ARCHIVE

  • Last modified 1150 days ago (Sept. 24, 2015)

MORE

ANOTHER DAY IN THE COUNTRY: Prairie symphonics

© Another Day in the Country

It happened while my cousin Keith was visiting from Colorado. He loves coming back to Ramona where he grew up. “It’s peaceful here,” he says, and I smile. Peaceful is always comparative.

Peaceful means different things to different people. And peaceful happens during different times of the day. It used to be peaceful here in Ramona for me, too. The slower pace in a small town was evident. A car would drive by once in a blue moon. There were only a few houses per block instead of wall-to-wall homes like in the city. My telephone that rang incessantly and my bills that came with urgent regularity were a long, long ways away and I was at peace.

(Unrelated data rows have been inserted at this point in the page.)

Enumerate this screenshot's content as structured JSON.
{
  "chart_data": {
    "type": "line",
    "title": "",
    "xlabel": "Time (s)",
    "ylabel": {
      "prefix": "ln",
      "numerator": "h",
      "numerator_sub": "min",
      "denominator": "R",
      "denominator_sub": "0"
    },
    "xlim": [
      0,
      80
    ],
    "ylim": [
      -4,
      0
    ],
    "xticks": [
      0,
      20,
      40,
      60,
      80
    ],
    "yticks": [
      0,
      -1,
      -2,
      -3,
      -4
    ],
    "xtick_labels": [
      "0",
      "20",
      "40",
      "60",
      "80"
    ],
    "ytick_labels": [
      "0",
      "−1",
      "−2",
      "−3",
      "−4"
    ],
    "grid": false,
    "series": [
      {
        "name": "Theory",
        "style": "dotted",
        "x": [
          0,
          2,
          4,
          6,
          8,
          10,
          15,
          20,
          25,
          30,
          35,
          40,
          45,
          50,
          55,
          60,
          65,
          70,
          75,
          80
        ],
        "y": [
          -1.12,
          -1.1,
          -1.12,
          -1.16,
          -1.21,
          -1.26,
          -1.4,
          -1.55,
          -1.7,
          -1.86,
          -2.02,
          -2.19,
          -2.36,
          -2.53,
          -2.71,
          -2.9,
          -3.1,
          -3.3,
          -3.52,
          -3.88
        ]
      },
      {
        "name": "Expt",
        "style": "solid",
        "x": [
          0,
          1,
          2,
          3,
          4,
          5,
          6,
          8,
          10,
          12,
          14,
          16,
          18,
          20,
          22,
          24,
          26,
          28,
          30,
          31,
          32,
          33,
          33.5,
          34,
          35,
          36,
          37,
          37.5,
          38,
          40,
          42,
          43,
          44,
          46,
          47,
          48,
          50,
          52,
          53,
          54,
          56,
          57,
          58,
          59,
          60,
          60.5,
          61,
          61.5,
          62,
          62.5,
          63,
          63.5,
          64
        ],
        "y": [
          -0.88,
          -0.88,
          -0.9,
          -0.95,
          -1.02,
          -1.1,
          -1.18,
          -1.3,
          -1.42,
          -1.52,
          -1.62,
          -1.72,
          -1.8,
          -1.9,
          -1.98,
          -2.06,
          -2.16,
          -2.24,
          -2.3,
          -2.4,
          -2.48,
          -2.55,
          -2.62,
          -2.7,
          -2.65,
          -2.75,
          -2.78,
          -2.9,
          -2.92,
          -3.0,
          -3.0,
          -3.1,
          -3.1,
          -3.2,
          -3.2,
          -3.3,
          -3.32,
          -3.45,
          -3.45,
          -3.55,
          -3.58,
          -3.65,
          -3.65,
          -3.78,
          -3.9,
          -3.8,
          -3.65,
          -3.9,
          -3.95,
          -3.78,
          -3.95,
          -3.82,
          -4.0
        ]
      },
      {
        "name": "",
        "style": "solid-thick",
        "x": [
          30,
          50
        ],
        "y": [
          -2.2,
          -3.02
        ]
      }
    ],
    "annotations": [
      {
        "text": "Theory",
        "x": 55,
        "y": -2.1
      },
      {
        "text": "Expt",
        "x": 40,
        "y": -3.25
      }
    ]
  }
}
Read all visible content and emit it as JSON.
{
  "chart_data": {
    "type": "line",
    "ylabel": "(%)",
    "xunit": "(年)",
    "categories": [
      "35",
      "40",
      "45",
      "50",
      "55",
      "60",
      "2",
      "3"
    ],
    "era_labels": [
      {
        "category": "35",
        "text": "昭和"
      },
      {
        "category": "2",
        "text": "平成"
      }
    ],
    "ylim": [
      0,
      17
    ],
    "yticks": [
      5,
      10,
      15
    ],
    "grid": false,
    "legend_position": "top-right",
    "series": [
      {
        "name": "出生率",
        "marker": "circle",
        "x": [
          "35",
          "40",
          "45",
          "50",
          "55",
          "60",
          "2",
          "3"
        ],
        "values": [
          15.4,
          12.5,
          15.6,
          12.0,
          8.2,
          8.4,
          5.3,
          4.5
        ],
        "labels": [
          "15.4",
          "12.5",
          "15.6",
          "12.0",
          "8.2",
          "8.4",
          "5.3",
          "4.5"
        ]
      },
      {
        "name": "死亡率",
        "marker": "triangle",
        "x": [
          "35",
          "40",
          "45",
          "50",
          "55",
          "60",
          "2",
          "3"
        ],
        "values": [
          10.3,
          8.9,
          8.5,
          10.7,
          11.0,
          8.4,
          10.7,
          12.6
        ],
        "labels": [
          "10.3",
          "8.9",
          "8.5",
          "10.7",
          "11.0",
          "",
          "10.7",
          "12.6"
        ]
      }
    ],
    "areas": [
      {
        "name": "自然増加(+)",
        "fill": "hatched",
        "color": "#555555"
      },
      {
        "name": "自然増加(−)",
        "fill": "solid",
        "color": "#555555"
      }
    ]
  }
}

That’s the way it is for my guests when they come to town. Peaceful. Quaint. Restful. And, that’s the way it is for Keith, so I let him enjoy his peace. We don’t talk about the things that stir up angry rumblings in town. I hope he doesn’t notice when several sheriff cars converge down the street because someone is fighting.

Keith gets up earlier than anyone does so he makes the coffee first thing. It is our custom, my cousins and I, to take a cup of coffee out to the front porch first thing in the morning, while everything is peaceful. We rock. We listen. We reminisce. We drink our coffee. We swing on the porch swing, sometimes we talk, and sometimes we’re just quiet.

On this particular morning, we heard a rumble far off across the prairie. We pricked up our ears. Was that thunder? There were gray clouds overhead but sunshine on the horizon. “Do you think it will rain?” Keith asked. I’d looked at the weather app on my handy-dandy-still-new-toy smart phone and said, “I don’t think it’s going to amount to anything.”

The rumbling got closer and closer. “It sounds like bowling balls rolling,” Keith said. “Can you hear it? There it starts rolling down the alley and now BANG, the lightning strikes.” I could hear it.

“To me, it sounds like kettle drums in an orchestra,” I said. “It starts out soft and then the drumming gets louder and louder and then WHAM, the cymbals crash.” The lightning flashed. It was quite a show.

Literally, we could hear the storm coming to us across the prairie, deep bass rumbling getting closer and closer, louder and more ferocious. A few raindrops splattered on the sidewalk. “I think it’s going to rain,” Keith said. I was skeptical. Then the rain started coming down in earnest, sheets of rain falling straight down.

It was delicious to be sitting under the broad porch eaves, completely protected from the rain, while all that water just fell from the sky.

“So much for no rain,” my cousin said with a grin.

We’ve always loved sitting on the porch in the rain.

“Remember how your mom would scold us about being outside in the rain?” I asked Keith.

“Remember the time we had to go down in the basement and wait out that tornado warning?” Keith said. “Remember when Alan was trying to get a picture of the lightning behind the Ramona House and Aunt Gertie and Aunt Frieda drove over and said, ‘You kids get out from under that tree and get into the house! It’s dangerous out here. You should know better.’ And we laughed at them. Remember?”

They are all gone now.

We’d been sitting on the porch, listening to the thunder rolling for quite some time, enjoying the show. The kettledrum parade was moving on by, the storm was passing and then suddenly the wind picked up, whooshing out of the west, driving the rain sideways, drenching us as we sat on the porch. We got up and started to move. It was another day in the country and time to go inside!